By EHM Feature Writer Katherine Mackenzie-Smith
Time and time again, articles by successful entrepreneurs pop up where they discuss the start of their business and some of the keys to their success. On top of persistence, patience, and relentless enthusiasm and optimism, another key component that often pops up is this:
Being the facilitator and/or speaker at events is a fast and effective way to start building a public profile, become an expert in your field, and give you instant credibility.
Online, it can be easy to get lost in the noise of many, many others in your industry competing for screen space. On social media, you’re competing with friend’s babies and funny cat videos for the attention of your audience.
But, put on an event, and you suddenly have an edge. You’re real. You’re tangible. Your expertise is proven because you’re not hiding behind your computer screen. And, as awesome as the digital age is, people are still addicted to real life connection.
Maybe you’ve seen this yourself, with others in your industry. They run a few events and people really start to pay attention to them as leaders in the field. Or you’ve read an article by squillionaire who started to build their influence by hosting small, free events.
You probably already know how valuable events are to your business, but you don’t know what to do?
Never fear! Here are suggestions to get you started:
- A casual ‘meet up’ event for a specific group (eg, bloggers, graphic designers, spiritual sisters, working mums). Extra points if the group happens to be your ideal clients so you’re positioning yourself in the forefront of their minds, but keeping it casual to start forming those strong connections.

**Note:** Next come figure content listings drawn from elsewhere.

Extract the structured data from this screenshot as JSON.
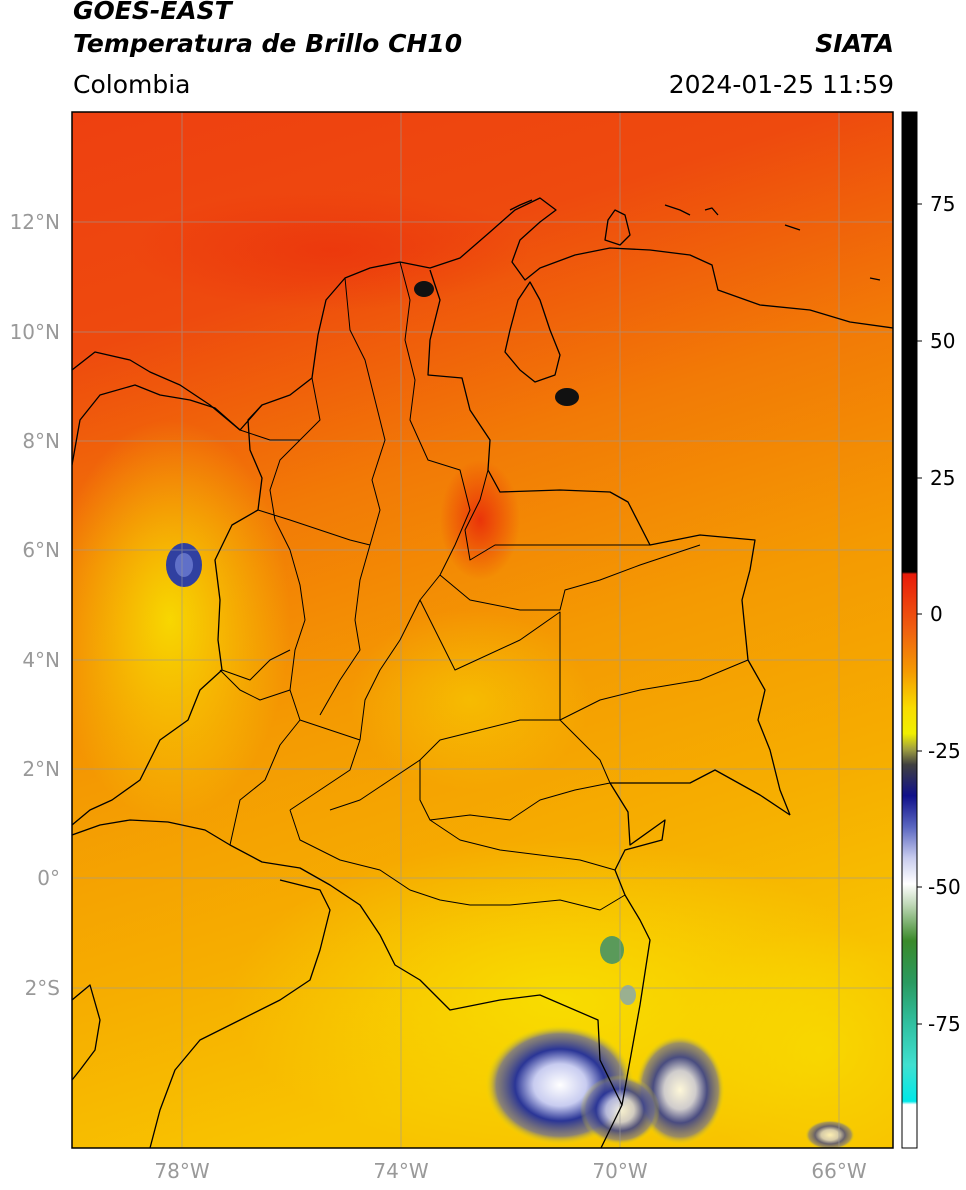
{
  "header": {
    "satellite": "GOES-EAST",
    "product": "Temperatura de Brillo CH10",
    "region": "Colombia",
    "source": "SIATA",
    "datetime": "2024-01-25 11:59"
  },
  "map": {
    "lon_range": [
      -80,
      -65
    ],
    "lat_range": [
      -5,
      14
    ],
    "lat_ticks": [
      "12°N",
      "10°N",
      "8°N",
      "6°N",
      "4°N",
      "2°N",
      "0°",
      "2°S"
    ],
    "lat_tick_values": [
      12,
      10,
      8,
      6,
      4,
      2,
      0,
      -2
    ],
    "lon_ticks": [
      "78°W",
      "74°W",
      "70°W",
      "66°W"
    ],
    "lon_tick_values": [
      -78,
      -74,
      -70,
      -66
    ]
  },
  "colorbar": {
    "ticks": [
      "75",
      "50",
      "25",
      "0",
      "-25",
      "-50",
      "-75"
    ],
    "tick_values": [
      75,
      50,
      25,
      0,
      -25,
      -50,
      -75
    ],
    "range": [
      -97,
      90
    ]
  },
  "colors": {
    "warm": "#ee3a0a",
    "mid": "#f39a00",
    "cool": "#f5d400",
    "cloud_blue": "#1e2a8c",
    "border": "#000000",
    "grid": "#9a9a9a"
  }
}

- Team up with a like-minded friend (preferably one who offers a different service) and put together a workshop that showcases both of your unique skills but solves a specific problem for your attendees.
- Connect with community groups that are often looking for speakers to get in front of a new audience and practise your key speeches. They generally organise the event and you just have to show up and speak. Easy.

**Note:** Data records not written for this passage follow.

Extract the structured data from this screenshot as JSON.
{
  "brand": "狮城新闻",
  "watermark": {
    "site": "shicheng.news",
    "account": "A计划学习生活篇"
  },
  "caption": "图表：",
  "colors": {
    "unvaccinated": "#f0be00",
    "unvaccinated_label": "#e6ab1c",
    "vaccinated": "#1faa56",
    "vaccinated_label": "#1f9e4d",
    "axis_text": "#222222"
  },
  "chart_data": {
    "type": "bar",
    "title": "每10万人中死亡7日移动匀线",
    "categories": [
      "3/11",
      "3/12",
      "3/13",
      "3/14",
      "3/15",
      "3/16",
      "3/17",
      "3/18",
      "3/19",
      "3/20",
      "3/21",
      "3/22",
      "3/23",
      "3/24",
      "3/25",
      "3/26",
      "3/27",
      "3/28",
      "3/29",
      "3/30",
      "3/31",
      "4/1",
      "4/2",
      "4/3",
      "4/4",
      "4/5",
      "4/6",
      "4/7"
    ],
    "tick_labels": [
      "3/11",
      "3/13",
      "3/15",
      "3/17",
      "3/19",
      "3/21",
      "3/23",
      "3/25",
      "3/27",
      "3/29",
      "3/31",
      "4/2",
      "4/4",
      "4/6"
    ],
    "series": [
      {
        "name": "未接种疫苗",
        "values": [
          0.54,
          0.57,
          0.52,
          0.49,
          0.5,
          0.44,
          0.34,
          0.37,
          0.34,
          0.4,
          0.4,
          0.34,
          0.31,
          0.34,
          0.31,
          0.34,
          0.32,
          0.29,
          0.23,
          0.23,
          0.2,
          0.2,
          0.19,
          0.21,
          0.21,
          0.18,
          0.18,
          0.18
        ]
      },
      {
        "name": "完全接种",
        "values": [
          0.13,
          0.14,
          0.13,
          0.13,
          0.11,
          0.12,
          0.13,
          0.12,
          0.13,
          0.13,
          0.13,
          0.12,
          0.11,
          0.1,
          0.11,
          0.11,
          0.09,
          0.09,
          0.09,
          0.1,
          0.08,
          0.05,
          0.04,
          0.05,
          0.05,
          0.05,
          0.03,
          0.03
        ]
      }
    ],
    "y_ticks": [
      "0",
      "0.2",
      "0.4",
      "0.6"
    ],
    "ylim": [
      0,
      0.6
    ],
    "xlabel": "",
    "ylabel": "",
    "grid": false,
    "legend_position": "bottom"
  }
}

- Hold free or low-cost events (say, a free one-hour presentation) on your chosen topic and introduce a product or service at the end for anyone who wants more. Always give great value so your attendees can see that if this is what you give for free, imagine how good the paid version is.
- Add an event as a bonus to a high end program or service you offer to give your clients or customers an extra reason to get on board.
- Run an intensive by bringing together a very small group and teaching them your ‘best stuff’.
- Create a mastermind group in your network to come together, share ideas, problem solve and do some co-working. Try and invite people with different skills or services who can bring different opinions and ideas (instead of, say, all life coaches).
Just like with everything, running events is something that takes a bit of trial and error to discover the kind of events that are best for your business. It’s about finding that sweet spot between what you love to do and what your audience wants but, mostly, it’s about getting out there and giving it a go, mixing it up and trying a bunch of different things. But there’s no denying that getting out from behind your computer and getting in front of your potential clients or customers, in real life, will do amazing things for your business.